Research

Speciation in native slugs

Figure 1: Sister species P. andersoni and P. foliolatum have partially overlapping ranges and differ in ecologically important traits, like microhabitat, foot size, and dentition. A) Map of the Pacific Northwest showing glacial extent during the Last Glacial Maximum (blue), the range of P. andersoni (orange), and the range of P. foliolatum (purple). B) P. andersoni and C) P. foliolatum feeding on mushrooms. D) Comparisons of dentition between P. andersoni and P. foliolatum (Pilsbry & Vanatta 1898).

My lab studies species limits and speciation in native terrestrial gastropods from North America. Taildropper slugs (genus Prophysaon) are endemic to the temperate rainforests of the Pacific Northwest (Figure 1A). There are nine described species, and the group appears to have a complex history with the potential for geology, climate, and ecology to have driven diversification. Our research has supported a likely history of divergence in isolated refugia during glaciation, followed by expansion and gene flow between lineages upon secondary contact in several species (Smith & Carstens, 2020; Smith et al., 2024). Furthermore, we have found evidence of undescribed diversity in this group (Smith et al., 2026).

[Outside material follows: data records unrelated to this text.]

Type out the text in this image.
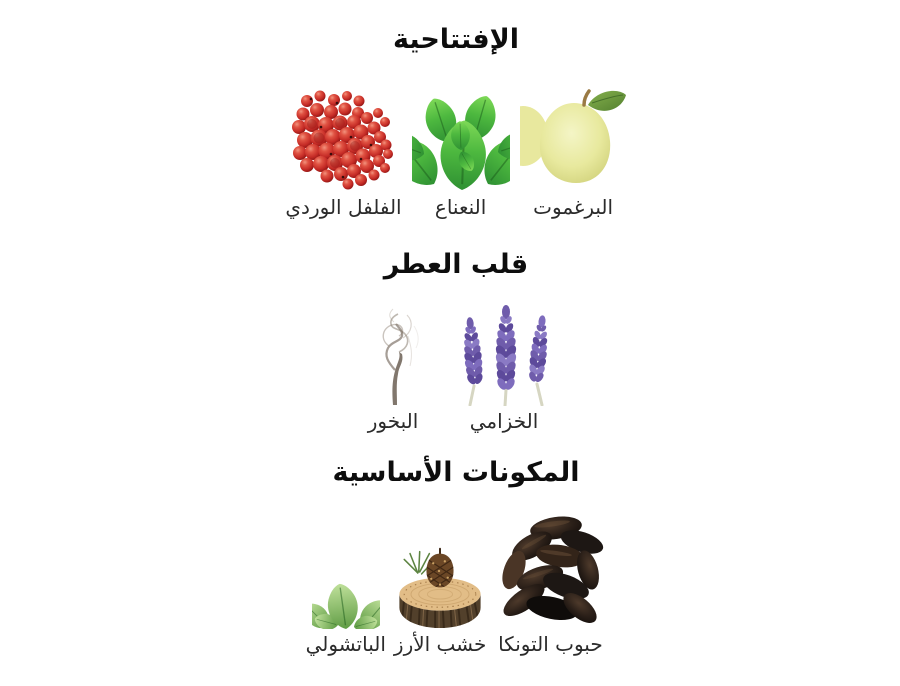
الإفتتاحية
الفلفل الوردي النعناع البرغموت
قلب العطر
البخور	الخزامي
المكونات الأساسية
الباتشولي خشب الأرز حبوب التونكا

We are also studying species limits in manteslugs (Genus Philomycus) from the southeastern US. Preliminary results suggest that taxonomic revisions will be needed in this group, as morphology-based identifications often conflict with results from genetic data.

Figure 2: The radula of a specimen of Prophysaon foliolatum. The radula was dissected out and then imaged on a Scanning Electron Microscope at Indiana University.

Machine learning in population genetics

Machine learning approaches are increasingly being applied to answer interesting questions in population genetics and phylogenetics. The lab has developed a python package popai, which infers the evolutionary histories of populations from genomic data using several machine learning approaches. We are also interested in when model violations mislead popular approaches for inferring population histories, detecting selection, and more. For example, my recent work found that selection can mislead inferences of introgression (Smith & Hahn, 2024). We test popular methods using simulated data, use machine learning to identify problematic model violations, and use machine learning approaches (e.g., domain adaptation) to perform more accurate inference in the presence of complex and difficult-to-model biological processes (e.g., background selection or ghost introgression) (e.g., Cobb & Smith, 2025).

New methods for studying gene duplicates

We trained two neural networks to estimate overall rates of gene family evolution or separate duplication and loss rates: a fully connected neural network taking summary statistics and gene family counts as input (FCNN) and an ensemble model with a long-short term network (LSTM) taking lineage-through-time plots as input and an FCNN taking gene family counts as input. (a) Our neural networks outperform CAFE when sample sizes are small and match CAFE in accuracy when sample sizes are larger. (b) Our neural networks can accurately estimate independent duplication and loss rates, a function not available in the newest version of CAFE.

Investigating the invasion histories of invasive terrestrial gastropods

Invasive terrestrial gastropods pose threats to agriculture, human health, and biodiversity, and there are ~70 introduced terrestrial gastropods in the contiguous US. Despite their prevalence, invasive gastropods remain critically understudied, with even basic information including which species are present and the number and sources of introductions remaining unknown. We are both gathering basic, critical info on these invasions and using them as models for studying the evolutionary and ecological causes and consequences of invasions. We are using genomic, phenotypic, and ecological data to study the invasion histories of Arion slugs, Deroceras slugs, and a snail that poses major threats to peanut crops (Bulimulus bonariensis). In Arion and Deroceras our preliminary results support multiple, independent invasions. In some species, species distribution models suggest that habitat filtering is an important determinant of invasive range, while in others, new habitats appear to have been colonized following their introduction to North America.

My lab is interested both in using gene duplicates to improve phylogenetic inference and in understanding the evolutionary dynamics, causes, and consequences of gene duplication and loss. Previously, I investigated the potential benefits and risks of using paralogs (genes related through duplication events) for phylogenetic inference (Yan et al. 2021; Smith and Hahn 2021; Smith and Hahn 2022; Smith et al. 2022). This work highlighted the robustness of phylogenetic inference to the heterogeneity introduced by the inclusion of paralogs and suggests steps towards including more data in phylogenetic analyses. We are also developing a new method, dusti, that infers trees from large gene families directly from alignments—most existing methods use gene trees! More recently, we uncovered a case in which gene duplicates actually improve inference by ameliorating the impacts of long-branch attraction (Smith & Hahn, 2026). We are also developing new machine learning approaches to infer rates of gene duplication and loss, identify lineages and gene families with elevated rates, and investigate relationships between rates of gene duplication and loss, speciation, and phenotypic change.